Gone are the days when artificial intelligence (AI) was merely a “someday” fantasy of science fiction.
Every day, developments in AI, machine learning and even robo-advisors appear in mainstream media headlines. Although most companies are just beginning their AI journey, the momentum in this field is growing rapidly.
While there is broad interest in its potential, achieving commercial results from AI in a socially responsible way is easier said than done. Most companies are still thinking through the implications of AI; some executives are still grappling to understand its relevance to their organizations, while others are considering how to manage its inherent risks. Among these is the potential impact on the world’s workforce. For example, the 2016 MIT Technology Review revealed that 70% of Asian executives expect AI to result in substantial job losses in the next five years. Many are wondering if our society is moving fast enough to address that impact and the needs of an AI-enabled workforce.
There are other risks that have not been as widely publicized as potential job losses. For example, there is potential for systematic bias in decision-automation algorithms, either by accident or design. This can result in adverse social consequences, such as denying a segment of the population access to insurance.
To navigate a successful path through the benefits, opportunities and risks of AI, organizations will need to map out a thoughtful strategy that aligns technology with purpose. Then, they’ll want to anticipate and prepare for the inevitable challenges in executing AI-specific programs. Here are three steps along the journey to consider:
1. Align AI with purpose
When imagining how AI might change their organizations, many business leaders become too narrowly focused on the tactical impact. In doing so, they risk missing the big picture. AI is fundamentally changing the role of people at work and thereby the very reason why organizations exist. When the AI focus is purely tactical, there is no impetus for the whole organization to respond to both the opportunities and the risks, across the value chain.
Instead, to derive the full value of AI, organizations will need to think more broadly about how, where and when to deploy AI technologies and processes to deliver meaningful top- and bottom-line results. To do that, they will need to align their strategy and their technologies with the company’s overall purpose. Defining and developing a coherent AI strategy aligned with purpose will be essential to guide successful transformation.
2. Manage input to generate good output
Enterprise technology programs are not easy to execute in the best of circumstances. Implementing AI solutions is even more difficult, thanks largely to three key differences. First, AI solutions are (mostly) trained, not coded. That means that a significant amount of development work that would have traditionally fallen to an IT team now must shift to subject-matter experts who may have limited capacity to spare. Second, AI solutions consume unstructured data, such as documents and rich media. Managing the “ground truth” in real time becomes critical, while complying with data privacy regulations may become harder because sensitive data may be embedded in free-text documents. Third, the pace of AI innovation is unprecedented, and software vendors are under continuous pressure to stay ahead of the curve. Each of these characteristics will shape the way organizations will select and deploy AI solutions.
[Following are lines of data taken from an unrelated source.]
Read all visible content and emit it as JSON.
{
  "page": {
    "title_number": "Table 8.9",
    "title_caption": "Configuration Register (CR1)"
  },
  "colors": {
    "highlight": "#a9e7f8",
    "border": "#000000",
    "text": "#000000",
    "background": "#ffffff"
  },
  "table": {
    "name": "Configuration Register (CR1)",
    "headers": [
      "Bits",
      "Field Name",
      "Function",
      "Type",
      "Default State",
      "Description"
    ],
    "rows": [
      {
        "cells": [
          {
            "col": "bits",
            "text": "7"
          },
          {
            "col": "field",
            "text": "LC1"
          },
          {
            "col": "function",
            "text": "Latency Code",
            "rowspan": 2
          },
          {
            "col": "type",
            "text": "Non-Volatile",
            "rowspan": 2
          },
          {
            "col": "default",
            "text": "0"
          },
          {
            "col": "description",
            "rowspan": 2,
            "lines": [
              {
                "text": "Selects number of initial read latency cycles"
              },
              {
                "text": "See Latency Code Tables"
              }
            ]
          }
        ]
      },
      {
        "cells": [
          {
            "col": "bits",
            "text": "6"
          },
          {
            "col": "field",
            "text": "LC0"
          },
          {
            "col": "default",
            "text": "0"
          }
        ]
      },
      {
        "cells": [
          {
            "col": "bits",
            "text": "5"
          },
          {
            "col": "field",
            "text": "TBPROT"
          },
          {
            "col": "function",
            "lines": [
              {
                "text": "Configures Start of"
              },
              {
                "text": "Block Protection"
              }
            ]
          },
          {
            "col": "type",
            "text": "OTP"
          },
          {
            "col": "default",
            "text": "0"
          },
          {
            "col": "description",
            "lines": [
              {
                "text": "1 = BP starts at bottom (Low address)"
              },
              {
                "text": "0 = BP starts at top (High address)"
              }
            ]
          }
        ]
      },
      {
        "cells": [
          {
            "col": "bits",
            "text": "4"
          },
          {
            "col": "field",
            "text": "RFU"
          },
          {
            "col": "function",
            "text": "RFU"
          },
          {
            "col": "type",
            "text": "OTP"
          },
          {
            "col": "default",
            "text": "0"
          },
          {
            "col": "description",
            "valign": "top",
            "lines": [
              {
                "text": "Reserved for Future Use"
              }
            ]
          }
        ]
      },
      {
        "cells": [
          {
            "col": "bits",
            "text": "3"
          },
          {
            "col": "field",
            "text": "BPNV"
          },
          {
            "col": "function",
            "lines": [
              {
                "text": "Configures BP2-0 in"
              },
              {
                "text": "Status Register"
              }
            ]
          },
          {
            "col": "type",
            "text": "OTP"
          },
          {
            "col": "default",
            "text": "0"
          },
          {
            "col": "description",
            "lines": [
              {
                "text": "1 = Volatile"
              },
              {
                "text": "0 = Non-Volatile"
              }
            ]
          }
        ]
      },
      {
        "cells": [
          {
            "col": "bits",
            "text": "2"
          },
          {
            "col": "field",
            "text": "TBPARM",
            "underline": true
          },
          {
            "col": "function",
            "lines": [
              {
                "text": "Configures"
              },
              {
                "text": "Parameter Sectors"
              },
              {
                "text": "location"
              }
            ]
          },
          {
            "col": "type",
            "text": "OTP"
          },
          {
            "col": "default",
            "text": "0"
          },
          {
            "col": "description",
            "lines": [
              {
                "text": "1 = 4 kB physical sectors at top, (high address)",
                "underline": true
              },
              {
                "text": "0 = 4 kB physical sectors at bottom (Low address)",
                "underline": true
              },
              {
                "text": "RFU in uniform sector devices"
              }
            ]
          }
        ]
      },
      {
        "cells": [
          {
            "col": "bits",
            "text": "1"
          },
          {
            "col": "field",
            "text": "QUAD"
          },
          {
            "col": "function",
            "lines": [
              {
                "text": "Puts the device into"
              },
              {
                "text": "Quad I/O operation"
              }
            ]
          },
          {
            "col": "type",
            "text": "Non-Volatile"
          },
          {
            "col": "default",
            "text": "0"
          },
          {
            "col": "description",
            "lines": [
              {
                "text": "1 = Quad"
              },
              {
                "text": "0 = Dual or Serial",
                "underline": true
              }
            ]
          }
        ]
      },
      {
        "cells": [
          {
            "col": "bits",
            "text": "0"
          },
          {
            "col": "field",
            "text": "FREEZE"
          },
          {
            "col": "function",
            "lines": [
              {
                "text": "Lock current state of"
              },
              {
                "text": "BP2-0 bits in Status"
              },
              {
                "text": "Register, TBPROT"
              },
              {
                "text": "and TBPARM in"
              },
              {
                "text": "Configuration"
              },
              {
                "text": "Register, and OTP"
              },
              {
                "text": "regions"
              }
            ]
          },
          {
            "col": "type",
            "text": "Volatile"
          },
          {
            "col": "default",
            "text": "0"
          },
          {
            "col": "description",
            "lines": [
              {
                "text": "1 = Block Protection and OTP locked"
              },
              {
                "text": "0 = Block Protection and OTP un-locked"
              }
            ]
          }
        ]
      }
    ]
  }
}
Meanwhile, in our work with a range of EY clients, we’re seeing significant differences in the capabilities of AI software and their compatibility with established data and analytic platforms. Understanding these characteristics, and identifying which technologies and processes best suit the needs of the organization are at the root of developing successful AI solutions.
Finally, there is no point in creating a great solution if no one uses it. In this new territory of AI, it is not uncommon for companies to work with providers to develop hundreds of predictive algorithms yet implement only a handful of them. Companies will need to build strategy and capacity for operationalizing AI processes and apply a rigorous approach to steering AI transformation programs to successful impact.